Commissioner Jay Delaney doesn’t think so. Just a few months ago he pointed out that the commission has done a lot to contain and slow the spread of CWD. Banning the use of urine is the one tool left on the table, and one the commission should use, he said.

Other commissioners have argued against taking the step, though, suggesting that until there’s direct proof of deer getting sick via urine products, they don’t want to limit manufacturers.

Cottrell and others convinced Vermont wildlife officials to act otherwise.

Cottrell said that once CWD arrives in an area, the “genie is out of the bottle.” Nowhere where CWD has been found has it ever been eradicated, he said. Instead, deer populations suffer.

As an example, he noted that 12 percent of Wyoming’s mule deer population had CWD in 1997, when it was first found in the herd. Today, 47 percent are infected.

He also pointed out that deer urine lures are not tested for CWD. There’s no way to track and recall bottles found to have it, either. That’s because lures from various places are typically mixed together so that there’s really no way to tell where a suspect sample originated, he added.

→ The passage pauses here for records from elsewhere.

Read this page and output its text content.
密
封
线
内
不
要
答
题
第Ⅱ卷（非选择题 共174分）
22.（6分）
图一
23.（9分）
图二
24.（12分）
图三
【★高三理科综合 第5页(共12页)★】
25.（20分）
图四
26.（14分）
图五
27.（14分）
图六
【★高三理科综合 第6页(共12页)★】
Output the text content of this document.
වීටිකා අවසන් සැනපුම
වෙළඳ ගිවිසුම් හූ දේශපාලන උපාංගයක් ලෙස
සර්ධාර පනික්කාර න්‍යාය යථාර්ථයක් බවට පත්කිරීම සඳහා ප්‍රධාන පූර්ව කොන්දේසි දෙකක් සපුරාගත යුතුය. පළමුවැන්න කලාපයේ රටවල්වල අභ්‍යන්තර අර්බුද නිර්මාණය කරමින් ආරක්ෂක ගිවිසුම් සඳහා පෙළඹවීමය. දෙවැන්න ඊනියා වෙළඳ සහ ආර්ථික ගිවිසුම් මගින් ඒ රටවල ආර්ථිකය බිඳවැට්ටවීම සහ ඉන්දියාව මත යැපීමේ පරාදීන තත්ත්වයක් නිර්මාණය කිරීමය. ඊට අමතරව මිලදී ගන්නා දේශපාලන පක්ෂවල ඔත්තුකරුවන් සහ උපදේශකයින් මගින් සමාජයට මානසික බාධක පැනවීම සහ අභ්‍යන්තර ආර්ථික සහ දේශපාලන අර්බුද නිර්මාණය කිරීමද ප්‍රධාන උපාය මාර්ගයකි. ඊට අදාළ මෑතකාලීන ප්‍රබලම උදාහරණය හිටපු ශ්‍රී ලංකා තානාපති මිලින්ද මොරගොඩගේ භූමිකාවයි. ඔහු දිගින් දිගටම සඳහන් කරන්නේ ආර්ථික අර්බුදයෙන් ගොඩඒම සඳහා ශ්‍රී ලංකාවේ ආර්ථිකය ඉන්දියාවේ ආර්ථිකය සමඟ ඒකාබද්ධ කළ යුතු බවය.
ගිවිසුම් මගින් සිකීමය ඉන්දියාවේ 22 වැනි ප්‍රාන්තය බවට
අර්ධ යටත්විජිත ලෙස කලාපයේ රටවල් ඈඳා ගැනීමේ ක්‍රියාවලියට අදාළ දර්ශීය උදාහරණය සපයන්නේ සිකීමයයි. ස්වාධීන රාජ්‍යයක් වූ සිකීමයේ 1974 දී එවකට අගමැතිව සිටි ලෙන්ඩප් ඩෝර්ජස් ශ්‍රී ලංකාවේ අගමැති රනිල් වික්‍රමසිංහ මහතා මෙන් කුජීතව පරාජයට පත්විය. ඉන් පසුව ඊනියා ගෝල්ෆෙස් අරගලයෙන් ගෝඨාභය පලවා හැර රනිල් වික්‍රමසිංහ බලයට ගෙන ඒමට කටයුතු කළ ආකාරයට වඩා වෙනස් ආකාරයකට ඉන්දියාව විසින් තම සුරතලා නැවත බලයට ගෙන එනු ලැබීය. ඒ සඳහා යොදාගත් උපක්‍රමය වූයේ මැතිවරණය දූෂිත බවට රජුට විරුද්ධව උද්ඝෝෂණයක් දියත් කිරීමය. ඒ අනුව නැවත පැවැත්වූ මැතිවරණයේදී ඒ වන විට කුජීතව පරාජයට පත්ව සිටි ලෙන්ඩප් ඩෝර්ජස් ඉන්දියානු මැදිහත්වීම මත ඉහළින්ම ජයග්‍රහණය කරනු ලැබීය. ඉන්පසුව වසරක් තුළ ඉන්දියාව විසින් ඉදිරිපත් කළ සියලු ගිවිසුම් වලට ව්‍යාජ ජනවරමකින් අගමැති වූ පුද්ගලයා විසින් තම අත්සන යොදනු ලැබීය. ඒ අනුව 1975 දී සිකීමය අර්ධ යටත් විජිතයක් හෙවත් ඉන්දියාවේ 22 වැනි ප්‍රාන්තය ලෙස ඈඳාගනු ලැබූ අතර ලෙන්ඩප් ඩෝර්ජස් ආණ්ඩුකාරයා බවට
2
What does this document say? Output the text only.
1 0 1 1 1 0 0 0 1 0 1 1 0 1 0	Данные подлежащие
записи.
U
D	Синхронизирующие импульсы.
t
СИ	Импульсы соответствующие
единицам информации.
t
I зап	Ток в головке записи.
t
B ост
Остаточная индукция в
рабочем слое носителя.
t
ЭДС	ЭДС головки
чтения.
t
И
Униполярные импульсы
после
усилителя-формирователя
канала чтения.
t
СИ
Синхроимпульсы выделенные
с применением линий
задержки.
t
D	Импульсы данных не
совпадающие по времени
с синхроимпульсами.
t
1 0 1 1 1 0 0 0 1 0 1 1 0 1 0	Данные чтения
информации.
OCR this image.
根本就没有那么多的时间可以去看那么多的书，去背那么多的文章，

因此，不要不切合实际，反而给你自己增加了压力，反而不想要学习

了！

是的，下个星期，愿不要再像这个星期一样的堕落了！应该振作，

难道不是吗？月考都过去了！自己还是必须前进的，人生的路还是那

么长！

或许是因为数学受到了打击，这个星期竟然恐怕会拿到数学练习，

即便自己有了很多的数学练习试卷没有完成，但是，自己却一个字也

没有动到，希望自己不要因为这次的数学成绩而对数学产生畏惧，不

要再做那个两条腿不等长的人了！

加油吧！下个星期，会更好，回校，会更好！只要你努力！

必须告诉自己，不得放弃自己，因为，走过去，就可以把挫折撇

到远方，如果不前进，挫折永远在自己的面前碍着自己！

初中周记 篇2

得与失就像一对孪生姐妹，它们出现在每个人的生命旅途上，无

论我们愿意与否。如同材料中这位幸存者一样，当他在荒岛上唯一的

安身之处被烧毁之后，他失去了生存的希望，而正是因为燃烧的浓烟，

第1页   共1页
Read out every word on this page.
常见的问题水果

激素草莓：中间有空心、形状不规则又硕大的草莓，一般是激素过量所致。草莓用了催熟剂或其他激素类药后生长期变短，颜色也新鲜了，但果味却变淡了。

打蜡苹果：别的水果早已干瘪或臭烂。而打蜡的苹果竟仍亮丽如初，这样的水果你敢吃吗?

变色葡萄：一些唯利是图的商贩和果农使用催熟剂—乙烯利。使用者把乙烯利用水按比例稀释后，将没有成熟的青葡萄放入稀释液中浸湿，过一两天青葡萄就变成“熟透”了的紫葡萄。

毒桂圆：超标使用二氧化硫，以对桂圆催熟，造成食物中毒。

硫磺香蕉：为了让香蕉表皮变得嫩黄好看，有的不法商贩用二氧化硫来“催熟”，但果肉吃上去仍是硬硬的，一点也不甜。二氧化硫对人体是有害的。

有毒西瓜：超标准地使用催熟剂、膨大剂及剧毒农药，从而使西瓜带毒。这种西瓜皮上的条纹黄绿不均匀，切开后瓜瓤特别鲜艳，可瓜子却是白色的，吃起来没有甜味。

Krysten Schuler, a researcher at Cornell University’s College of Veterinary Medicine, pointed out in the same press release that the deer farm in Pennsylvania where CWD was first found was selling deer urines online.

She therefore likewise supports Vermont’s urine ban, saying “implementing strong preventative measures is the only tool available to combat this disease.”

Nancy Matthews, dean of the University of Vermont’s Rubsenstein School of Environmental and Natural resources, who spent 13 years researching CWD in Wisconsin, called the move “in the best interest” of Vermont’s deer and moose, too.

Vermont Fish and Wildlife Board members must vote in favor of the ban one more time, later this year, for the ban to become official. It would go into effect in 2016.